The exogenous sequence may encode an RNA product. RNA products may be expressed (i.e., when the exogenous sequence is transcribed to produce RNA product) when the exogenous sequence is introduced into the cell and/or introduced into the target DNA sequence. The RNA products may include RNA s involved in protein synthesis, RNA s involved in post-transcriptional modification or DNA replication, or regulatory RNAs. RNAs involved in protein synthesis may include, without limitation, mRNAs, rRNAS, tRNAs, or SRP RNAs. RNAs involved in post-transcriptional modification may include, without limitation, snRNAS, snoRNAs, or Y RNAs. Regulatory RNAs may include, without limitation, antisense RNAs, CRISPR RNAs, guide RNAs, long noncoding RNAs, microRNAs, siRNAs, piRNAs, tasiRNAs, 5′UTR sequences, 3′UTR sequences, RNA splicing regulatory sequences, IRES sequences, or polyA signal sequences.

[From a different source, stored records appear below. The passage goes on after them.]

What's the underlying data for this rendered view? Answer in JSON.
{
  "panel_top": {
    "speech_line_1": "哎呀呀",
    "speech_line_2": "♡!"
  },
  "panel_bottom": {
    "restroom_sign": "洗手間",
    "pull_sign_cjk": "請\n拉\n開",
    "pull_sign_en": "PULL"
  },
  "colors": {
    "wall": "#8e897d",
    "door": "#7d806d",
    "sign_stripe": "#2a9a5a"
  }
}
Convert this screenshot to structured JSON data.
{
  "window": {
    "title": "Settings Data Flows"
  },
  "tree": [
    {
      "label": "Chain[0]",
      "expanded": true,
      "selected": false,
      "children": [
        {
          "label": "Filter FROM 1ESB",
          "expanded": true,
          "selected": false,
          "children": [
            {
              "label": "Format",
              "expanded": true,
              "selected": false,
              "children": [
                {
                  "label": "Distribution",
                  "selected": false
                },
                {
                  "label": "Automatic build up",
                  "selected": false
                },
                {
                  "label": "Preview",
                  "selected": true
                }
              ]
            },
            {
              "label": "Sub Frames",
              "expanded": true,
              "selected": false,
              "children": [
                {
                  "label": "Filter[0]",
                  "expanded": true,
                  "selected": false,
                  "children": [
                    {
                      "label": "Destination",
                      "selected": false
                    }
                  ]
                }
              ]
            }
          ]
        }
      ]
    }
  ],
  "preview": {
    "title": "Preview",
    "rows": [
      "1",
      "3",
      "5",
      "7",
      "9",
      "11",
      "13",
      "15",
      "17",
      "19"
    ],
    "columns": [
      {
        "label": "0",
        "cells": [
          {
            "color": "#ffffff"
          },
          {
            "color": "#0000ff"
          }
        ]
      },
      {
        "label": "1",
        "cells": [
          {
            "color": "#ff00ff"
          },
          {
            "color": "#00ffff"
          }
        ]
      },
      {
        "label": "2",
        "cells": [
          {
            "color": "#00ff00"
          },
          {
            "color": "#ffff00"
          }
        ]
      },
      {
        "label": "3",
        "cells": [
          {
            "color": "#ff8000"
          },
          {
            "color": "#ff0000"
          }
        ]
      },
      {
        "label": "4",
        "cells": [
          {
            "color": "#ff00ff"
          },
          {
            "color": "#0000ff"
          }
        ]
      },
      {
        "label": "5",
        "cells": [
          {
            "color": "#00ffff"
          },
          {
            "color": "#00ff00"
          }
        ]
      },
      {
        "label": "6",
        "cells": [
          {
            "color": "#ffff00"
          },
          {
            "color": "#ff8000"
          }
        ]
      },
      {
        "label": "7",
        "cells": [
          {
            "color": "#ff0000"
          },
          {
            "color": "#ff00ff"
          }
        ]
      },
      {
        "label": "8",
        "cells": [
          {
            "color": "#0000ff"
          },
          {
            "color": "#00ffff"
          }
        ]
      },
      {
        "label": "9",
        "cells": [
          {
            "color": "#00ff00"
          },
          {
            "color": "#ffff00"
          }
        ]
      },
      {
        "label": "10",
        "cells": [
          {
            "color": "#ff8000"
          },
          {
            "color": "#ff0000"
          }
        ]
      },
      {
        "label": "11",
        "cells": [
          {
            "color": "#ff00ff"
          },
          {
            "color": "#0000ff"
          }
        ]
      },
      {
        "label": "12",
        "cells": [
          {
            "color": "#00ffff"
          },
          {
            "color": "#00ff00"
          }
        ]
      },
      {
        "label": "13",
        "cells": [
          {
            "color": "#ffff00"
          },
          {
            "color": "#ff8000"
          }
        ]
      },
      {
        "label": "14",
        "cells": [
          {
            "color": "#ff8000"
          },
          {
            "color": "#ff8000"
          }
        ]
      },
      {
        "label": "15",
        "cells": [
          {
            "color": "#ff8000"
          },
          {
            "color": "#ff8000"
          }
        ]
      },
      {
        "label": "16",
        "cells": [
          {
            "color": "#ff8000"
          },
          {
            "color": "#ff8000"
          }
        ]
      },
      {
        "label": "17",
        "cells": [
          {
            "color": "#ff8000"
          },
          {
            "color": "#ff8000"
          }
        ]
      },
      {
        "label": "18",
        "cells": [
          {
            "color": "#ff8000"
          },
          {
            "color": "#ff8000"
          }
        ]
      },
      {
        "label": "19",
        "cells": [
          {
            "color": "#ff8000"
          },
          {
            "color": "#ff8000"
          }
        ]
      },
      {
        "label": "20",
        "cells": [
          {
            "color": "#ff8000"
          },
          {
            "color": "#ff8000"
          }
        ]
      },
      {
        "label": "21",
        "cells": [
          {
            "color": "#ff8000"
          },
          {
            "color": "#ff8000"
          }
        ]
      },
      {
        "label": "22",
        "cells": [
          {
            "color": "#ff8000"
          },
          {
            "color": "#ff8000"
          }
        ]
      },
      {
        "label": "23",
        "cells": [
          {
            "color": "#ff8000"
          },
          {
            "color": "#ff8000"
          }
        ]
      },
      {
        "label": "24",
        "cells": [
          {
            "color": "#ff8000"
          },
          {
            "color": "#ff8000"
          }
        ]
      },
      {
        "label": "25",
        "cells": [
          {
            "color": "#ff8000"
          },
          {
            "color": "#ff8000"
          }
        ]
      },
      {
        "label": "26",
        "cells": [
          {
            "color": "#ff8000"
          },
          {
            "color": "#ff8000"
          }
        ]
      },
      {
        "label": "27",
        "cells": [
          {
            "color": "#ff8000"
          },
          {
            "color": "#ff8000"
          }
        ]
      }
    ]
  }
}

The exogenous sequence may encode DNA regulatory elements. DNA regulatory elements may be non-coding DNA sequences that regulate the transcription of genes or serve as recognition sequences for protein products or RNA products. Exemplary DNA regulatory elements may include, without limitation, promoters, enhancers, silencers, insulators, tissue-specific regulatory elements, or recognition sequences for protein products or RNA products. Recognition sequences for protein products or RNA products may include, without limitation, recognition sequences for site-specific recombinases or integrases such as FRT, loxP, rox, and attB/attP sequences. Promoters useful in the practice of the present invention include, without limitation, constitutive, inducible, temporally-regulated, developmentally regulated, chemically regulated, physically regulated (e.g., light regulated or temperature-regulated), tissue-preferred, and tissue-specific promoters. Promoters may include pol I, pol II, or pol III promoters. Suitable promoters for expression in plants include, without limitation, the 35S promoter of the cauliflower mosaic virus, ubiquitine, tCUP cryptic constitutive promoter, the Rsyn7 promoter, pathogen-inducible promoters, the maize In2-2 promoter, the tobacco PR-1a promoter, glucocorticoid-inducible promoters, estrogen-inducible promoters and tetracycline-inducible and tetracycline-repressible promoters. Other promoters include the T3, T7 and SP6 promoter sequences. In mammalian cells, typical promoters include, without limitation, promoters for Rous sarcoma virus (RSV), human immunodeficiency virus (HIV-1), cytomegalovirus (CMV), SV40 virus, and the like as well as the translational elongation factor EF-1α promoter or ubiquitin promoter. Those of skill in the art are familiar with a wide variety of additional promoters for use in various cell types.

The exogenous sequence may encode a “variant DNA sequence.” As used herein, a “variant DNA sequence” refers to a DNA molecule having a sequence that differs from a reference DNA sequence. A variant DNA sequence may include one or more copies of a DNA sequence that creates a repetitive (repeat) sequence or copy number variegation when the variant DNA sequence is inserted at a target DNA sequence. A variant DNA sequence may have 1, 2, 3, 4, 5, 6, 7, 8, 9, 10, or more insertions, deletions, or substitutions of a nucleotide base(s) relative to a reference molecule such as a target DNA sequence. For example, a variant DNA sequence may have one or more insertions, deletions, or substitutions of at least one nucleotide base(s) relative to the DNA sequence that is sought to be modified by introducing the exogenous sequence into the target DNA sequence of the cell.